Monday, January 22, 2024
The Earth, from a height of about 18,000 kilometers, on November 9, 1967. The image was taken using an automatic camera mounted in the Apollo Command Module.
Tuesday, January 23, 2024
JWST Sheds Light on an Exploded Star
NASA’s JWST new view of Cassiopeia A (Cas A) in near-infrared light is giving astronomers hints at the dynamical processes occurring within the supernova remnant. Tiny clumps represented in bright pink and orange make up the supernova’s inner shell and are comprised of sulfur, oxygen, argon, and neon from the star itself. A large, striated blob at the bottom right corner of the image, nicknamed Baby Cas A, is one of the few light echoes visible in NIRCam’s field of view. In this image, red, green, and blue were assigned to Webb’s NIRCam data at 4.4, 3.56, and 1.62 microns (F444W, F356W, and F162M, respectively).
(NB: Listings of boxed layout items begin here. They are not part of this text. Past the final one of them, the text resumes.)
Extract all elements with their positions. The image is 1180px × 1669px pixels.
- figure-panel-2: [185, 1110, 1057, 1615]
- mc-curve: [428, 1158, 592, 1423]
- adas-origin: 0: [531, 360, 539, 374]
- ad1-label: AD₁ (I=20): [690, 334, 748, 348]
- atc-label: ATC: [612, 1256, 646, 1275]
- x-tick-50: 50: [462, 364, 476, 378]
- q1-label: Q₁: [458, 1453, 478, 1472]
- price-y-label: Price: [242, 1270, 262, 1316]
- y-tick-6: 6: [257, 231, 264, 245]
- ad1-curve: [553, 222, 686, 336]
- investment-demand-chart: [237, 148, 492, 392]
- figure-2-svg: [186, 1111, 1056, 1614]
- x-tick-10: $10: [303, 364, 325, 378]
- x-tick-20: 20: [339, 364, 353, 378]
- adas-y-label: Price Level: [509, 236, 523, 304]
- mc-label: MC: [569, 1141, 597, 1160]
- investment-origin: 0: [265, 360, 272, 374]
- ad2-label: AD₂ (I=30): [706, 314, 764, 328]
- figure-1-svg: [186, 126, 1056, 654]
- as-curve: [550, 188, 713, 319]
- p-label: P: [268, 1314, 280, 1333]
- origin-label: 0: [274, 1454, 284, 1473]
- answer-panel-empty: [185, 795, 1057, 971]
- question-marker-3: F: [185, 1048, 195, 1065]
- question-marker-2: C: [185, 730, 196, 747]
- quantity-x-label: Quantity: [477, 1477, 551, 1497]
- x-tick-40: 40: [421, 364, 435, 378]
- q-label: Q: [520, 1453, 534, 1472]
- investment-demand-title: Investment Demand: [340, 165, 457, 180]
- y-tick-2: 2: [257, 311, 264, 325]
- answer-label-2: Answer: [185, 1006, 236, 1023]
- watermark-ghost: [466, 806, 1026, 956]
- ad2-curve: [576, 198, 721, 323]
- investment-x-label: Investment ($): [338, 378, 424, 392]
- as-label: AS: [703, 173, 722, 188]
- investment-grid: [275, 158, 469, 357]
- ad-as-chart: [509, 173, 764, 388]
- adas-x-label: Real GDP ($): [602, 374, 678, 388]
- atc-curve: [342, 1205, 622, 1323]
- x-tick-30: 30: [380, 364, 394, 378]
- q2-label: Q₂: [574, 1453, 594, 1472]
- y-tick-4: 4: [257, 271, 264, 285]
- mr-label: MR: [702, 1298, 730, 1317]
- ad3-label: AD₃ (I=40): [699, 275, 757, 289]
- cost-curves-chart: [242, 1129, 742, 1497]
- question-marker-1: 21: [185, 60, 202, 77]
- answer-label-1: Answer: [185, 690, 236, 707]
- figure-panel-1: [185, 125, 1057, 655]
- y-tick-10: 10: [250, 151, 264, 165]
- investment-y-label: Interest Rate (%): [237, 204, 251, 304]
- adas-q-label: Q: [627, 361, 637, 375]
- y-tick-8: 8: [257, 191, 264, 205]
Wednesday, January 24, 2024
Layering at Ganges Chasma
Ganges Chasma is one of several deep troughs that make up the Valles Marineris system on Mars. This image shows the geologic contact between the walls of Ganges Chasma and the adjacent plains. The upper slopes of the walls of Ganges have layering that appears dark, rough, and blocky, consistent with lava flows that are thought to make up the plains around Valles Marineris.
Thursday, January 25, 2024
Global color mosaic of Triton, taken in 1989 by Voyager 2 during its flyby of the Neptune system.
Triton is the largest of Neptune's 14 moons. It is unusual because it is the only large moon in our solar system that orbits in the opposite direction of its planet's rotation―a retrograde orbit.
Scientists think Triton is a Kuiper Belt Object captured by Neptune's gravity millions of years ago. It shares many similarities with Pluto, the best-known world of the Kuiper Belt.
Friday, January 26, 2024
ORex Capsule Open!
The astromaterials curation team at NASA’s Johnson Space Center in Houston has completed the disassembly of the OSIRIS-REx sampler head to reveal the remainder of the asteroid Bennu sample inside. On Jan. 10, they successfully removed two stubborn fasteners that had prevented the final steps of opening the Touch-and-Go-Sample-Acquisition-Mechanism (TAGSAM) head.